For instance, this one guy turned in a Q&A with a guy who designs sports facilities. Now, a Q&A is pretty simple. You make up the questions, get the guy on the phone, record the conversation and transcribe the tape. But you may have to do some editing, which seems to have escaped this particular freelancer. I don't know how else to explain this exchange:
Q: What are some of the differences between event centers versus sports arenas versus stadiums?
A: Well, event centers and sports arenas have a lot of the same similarities.
Let's leave aside for the moment the awkward construction of the question and instead focus on the answer. The same similarities? Really? Isn't that sort of the implied meaning of "similarities"--a certain sameness? Now, maybe that is what the guy actually said, but it makes him sound stupid and it doesn't really need to be in the story. Does it? I don't think so. Or maybe I'm just a bad editor.
Anyway, moving on. Here's another exchange:
Q: How do you get the ideas for your sports facility designs.
A: We do something called "Market Studies." There are people out there who actually study the market for us.

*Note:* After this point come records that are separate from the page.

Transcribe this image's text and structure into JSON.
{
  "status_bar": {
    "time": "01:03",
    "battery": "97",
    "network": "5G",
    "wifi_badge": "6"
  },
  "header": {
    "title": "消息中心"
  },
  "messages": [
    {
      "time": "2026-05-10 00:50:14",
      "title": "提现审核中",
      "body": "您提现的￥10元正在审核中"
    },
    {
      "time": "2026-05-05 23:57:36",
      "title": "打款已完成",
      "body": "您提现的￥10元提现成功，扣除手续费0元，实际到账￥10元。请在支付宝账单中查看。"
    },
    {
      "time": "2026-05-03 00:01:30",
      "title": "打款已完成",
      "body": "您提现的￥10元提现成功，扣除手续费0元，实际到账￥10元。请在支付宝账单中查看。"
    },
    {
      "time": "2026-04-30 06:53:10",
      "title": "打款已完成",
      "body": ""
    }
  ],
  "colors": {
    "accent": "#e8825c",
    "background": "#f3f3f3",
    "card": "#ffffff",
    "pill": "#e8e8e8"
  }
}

Wow. Market studies. Apparently, it's so unusual that it needs to be capped and put in quotes. Market studies. Must be some new-fangled thing that only those city folk have heard of. So maybe this source really is an idiot, but there's no reason to share that with the world! In my opinion, it just makes our publication look bad, like what, we couldn't find a better person to interview than this joker?
Then, in a separate article, I had to clean up after a writer who apparently thinks it is a writing sin to quote someone and follow it with "he says," and then quote someone again and use "says" again. So there were all these quotes that were attributed as "he smiles," "he offers," "he notes," "he cites," "he observes," "he ejaculates." (Okay, well, not that last one. But everything else!) Novice writers, take note: "Says" is not a dirty word! This public service announcement has been brought to you by Astera, nitpicker extraordinaire.
2 Comments:
At 10:20 AM, Anonymous said…
I find it interesting that the only thing you could find to write about is the shortcomings of others. It must be hard to be so negative.
At 2:18 PM, Anonymous said…
Oh god, I once had someone transcribe an interview I'd done with a source, and he put EVERY little thing on the tape into his transcription: seriously, if I coughed, he'd put "cough" in parentheses. If I said "uh" or "um", that would be in there too. He wrote down when I laughed, when the source laughed, when one of us sighed. It was crazy.